The mutation flips the protein machinery on and drives cancer by giving cells a steady influx of fuel. “It becomes an accelerator of pro-survival, pro-growth signaling,” says Francesco Hofmann, Global Head of Oncology Drug Discovery at NIBR.
In response to this new information, the Novartis researchers started a new hunt, this time for a compound that would predominantly inhibit PI3K-alpha. “We were constantly integrating what we were learning and informing the next wave of drug discovery,” says Fritsch.
Advanced clinical trials
The Novartis team synthesized and studied approximately 600 compounds that inhibited PI3K-alpha before homing in on one potential drug candidate. Fritsch and her colleagues tested that investigational PI3K-alpha inhibitor using the Cancer Cell Line Encyclopedia, a collection of patient-derived cancer cell lines that had been genetically sequenced and categorized by Novartis and the Broad Institute of MIT and Harvard as part of a joint research program.
Tests against about 500 cell lines revealed that those most likely to die or stop growing when treated with the new compound had PIK3CA mutations.
It was this evidence that inspired the researchers to design a clinical trial to test the compound in patients with the PIK3CA mutation. The only way to do this was to sequence the tumor genes of every patient wishing to enroll.

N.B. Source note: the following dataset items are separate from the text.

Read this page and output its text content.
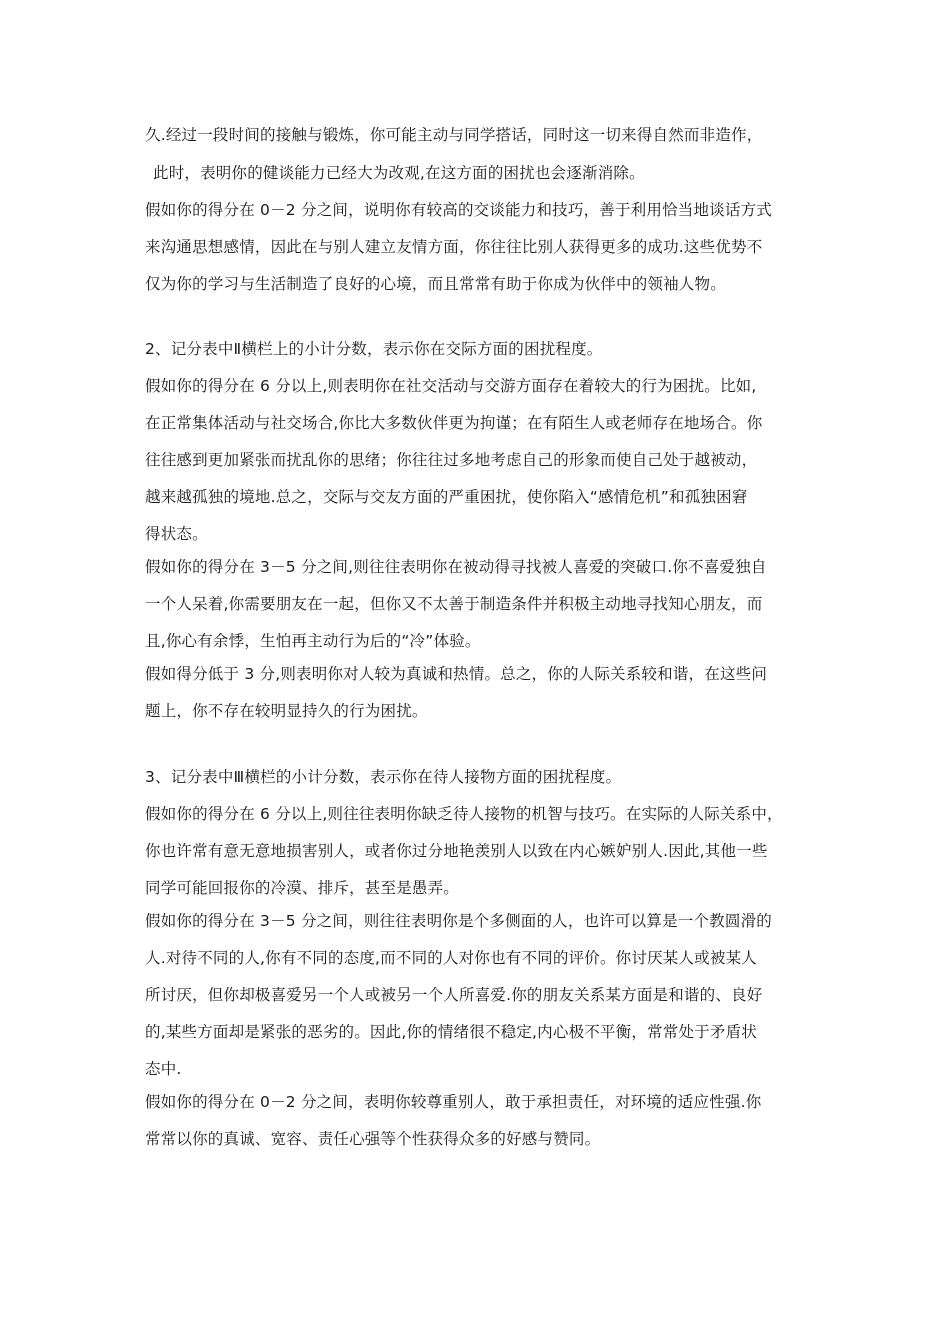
久.经过一段时间的接触与锻炼，你可能主动与同学搭话，同时这一切来得自然而非造作，
此时，表明你的健谈能力已经大为改观,在这方面的困扰也会逐渐消除。
假如你的得分在 0－2 分之间，说明你有较高的交谈能力和技巧，善于利用恰当地谈话方式
来沟通思想感情，因此在与别人建立友情方面，你往往比别人获得更多的成功.这些优势不
仅为你的学习与生活制造了良好的心境，而且常常有助于你成为伙伴中的领袖人物。
2、记分表中Ⅱ横栏上的小计分数，表示你在交际方面的困扰程度。
假如你的得分在 6 分以上,则表明你在社交活动与交游方面存在着较大的行为困扰。比如,
在正常集体活动与社交场合,你比大多数伙伴更为拘谨；在有陌生人或老师存在地场合。你
往往感到更加紧张而扰乱你的思绪；你往往过多地考虑自己的形象而使自己处于越被动，
越来越孤独的境地.总之，交际与交友方面的严重困扰，使你陷入“感情危机”和孤独困窘
得状态。
假如你的得分在 3－5 分之间,则往往表明你在被动得寻找被人喜爱的突破口.你不喜爱独自
一个人呆着,你需要朋友在一起，但你又不太善于制造条件并积极主动地寻找知心朋友，而
且,你心有余悸，生怕再主动行为后的“冷”体验。
假如得分低于 3 分,则表明你对人较为真诚和热情。总之，你的人际关系较和谐，在这些问
题上，你不存在较明显持久的行为困扰。
3、记分表中Ⅲ横栏的小计分数，表示你在待人接物方面的困扰程度。
假如你的得分在 6 分以上,则往往表明你缺乏待人接物的机智与技巧。在实际的人际关系中，
你也许常有意无意地损害别人，或者你过分地艳羡别人以致在内心嫉妒别人.因此,其他一些
同学可能回报你的冷漠、排斥，甚至是愚弄。
假如你的得分在 3－5 分之间，则往往表明你是个多侧面的人，也许可以算是一个教圆滑的
人.对待不同的人,你有不同的态度,而不同的人对你也有不同的评价。你讨厌某人或被某人
所讨厌，但你却极喜爱另一个人或被另一个人所喜爱.你的朋友关系某方面是和谐的、良好
的,某些方面却是紧张的恶劣的。因此,你的情绪很不稳定,内心极不平衡，常常处于矛盾状
态中.
假如你的得分在 0－2 分之间，表明你较尊重别人，敢于承担责任，对环境的适应性强.你
常常以你的真诚、宽容、责任心强等个性获得众多的好感与赞同。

To get the trial going, the team worked with cancer hospitals that were already testing patients for gene mutations. Later, they set up a centralized screening solution so that they could include more patients from a wider variety of locations.

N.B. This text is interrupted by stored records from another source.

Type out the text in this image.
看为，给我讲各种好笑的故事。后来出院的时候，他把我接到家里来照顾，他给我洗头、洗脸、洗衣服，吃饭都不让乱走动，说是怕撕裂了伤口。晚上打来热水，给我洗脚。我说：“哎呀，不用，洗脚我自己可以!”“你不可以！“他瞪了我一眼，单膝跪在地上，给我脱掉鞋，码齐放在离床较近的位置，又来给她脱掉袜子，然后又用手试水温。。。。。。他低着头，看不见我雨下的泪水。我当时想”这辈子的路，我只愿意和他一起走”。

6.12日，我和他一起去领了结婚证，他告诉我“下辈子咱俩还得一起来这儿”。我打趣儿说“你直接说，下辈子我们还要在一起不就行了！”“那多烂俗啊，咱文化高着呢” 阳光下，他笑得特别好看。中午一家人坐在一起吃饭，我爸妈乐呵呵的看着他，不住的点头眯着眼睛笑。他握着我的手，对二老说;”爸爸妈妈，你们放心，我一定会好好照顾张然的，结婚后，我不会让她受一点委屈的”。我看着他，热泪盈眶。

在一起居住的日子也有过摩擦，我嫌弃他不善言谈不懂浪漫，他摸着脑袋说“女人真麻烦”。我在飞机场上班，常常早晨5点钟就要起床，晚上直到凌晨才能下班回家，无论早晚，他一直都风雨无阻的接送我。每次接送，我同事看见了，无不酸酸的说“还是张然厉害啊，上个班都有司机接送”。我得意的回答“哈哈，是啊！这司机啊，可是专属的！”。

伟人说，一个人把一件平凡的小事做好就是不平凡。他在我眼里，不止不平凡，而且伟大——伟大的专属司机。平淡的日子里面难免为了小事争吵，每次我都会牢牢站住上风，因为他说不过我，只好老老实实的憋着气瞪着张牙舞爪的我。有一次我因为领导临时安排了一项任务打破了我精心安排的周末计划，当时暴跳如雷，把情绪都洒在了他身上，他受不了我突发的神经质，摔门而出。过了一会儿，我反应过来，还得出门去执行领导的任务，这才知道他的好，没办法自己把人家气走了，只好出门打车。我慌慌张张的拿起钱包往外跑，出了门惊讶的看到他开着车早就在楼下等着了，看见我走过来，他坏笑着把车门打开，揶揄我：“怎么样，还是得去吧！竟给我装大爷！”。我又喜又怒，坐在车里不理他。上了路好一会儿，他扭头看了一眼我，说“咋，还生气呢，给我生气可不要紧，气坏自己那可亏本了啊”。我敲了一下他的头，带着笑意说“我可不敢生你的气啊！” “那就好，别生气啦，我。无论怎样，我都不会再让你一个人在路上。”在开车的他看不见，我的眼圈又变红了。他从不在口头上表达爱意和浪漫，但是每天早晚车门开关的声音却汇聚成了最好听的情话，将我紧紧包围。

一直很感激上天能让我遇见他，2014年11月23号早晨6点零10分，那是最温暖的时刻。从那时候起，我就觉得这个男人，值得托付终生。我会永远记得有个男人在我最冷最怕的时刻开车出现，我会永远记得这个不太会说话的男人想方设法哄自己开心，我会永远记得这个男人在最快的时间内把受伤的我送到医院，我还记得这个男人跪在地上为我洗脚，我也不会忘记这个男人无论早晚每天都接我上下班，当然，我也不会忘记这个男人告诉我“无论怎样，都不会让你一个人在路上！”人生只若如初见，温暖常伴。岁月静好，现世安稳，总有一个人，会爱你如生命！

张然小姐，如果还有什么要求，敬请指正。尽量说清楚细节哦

That early-stage trial revealed that patients with a few types of cancer, including breast cancer, responded to the drug. Other evidence, such as the Cancer Cell Line Encyclopedia tests, had also pointed to responses in breast cancer.
More cancer treatment findings for PI3K
Given the data from this study, the team felt they had enough evidence to invest in a late-stage trial of their investigational PI3K-alpha inhibitor in breast cancer patients with the mutation. At this point, however, the organization already had terminated development of three other investigational PI3K inhibitors.
“You can imagine that the organization was feeling some fatigue and skepticism,” says Hofmann.
The team found additional instructive evidence in an unexpected place: an earlier failed Novartis trial that had run prior to discovery of the PIK3CA mutation. A close look at the data from that trial, which had tested an earlier investigational PI3K inhibitor in breast cancer patients, also showed a higher concentration of responses among patients with breast cancer with the mutation.
“You have to keep learning,” says Hofmann. “Persistence and continuous learning are the keys to drug discovery.”
The team zoomed in on patients with hormone receptor-positive, human epidermal growth factor receptor 2-negative (HR+/HER2-) advanced breast cancer. Approximately 40% of patients with HR+/HER2- breast cancer have the PIK3CA mutation. Patients with the PIK3CA mutation may develop resistance to endocrine therapies. “There was an unmet medical need for HR+/HER2- advanced breast cancer patients with a PIK3CA mutation,” says Fritsch.
The evidence taken all together allowed Novartis drug developers to design a clinical trial, which launched in 2015. US regulators recently approved the medicine, alpelisib, for use in combination with fulvestrant for the treatment of postmenopausal women, and men, with HR+/HER2- advanced or metastatic breast cancer with a PIK3CA mutation, as detected by an FDA-approved test after disease progression following an endocrine-based regimen.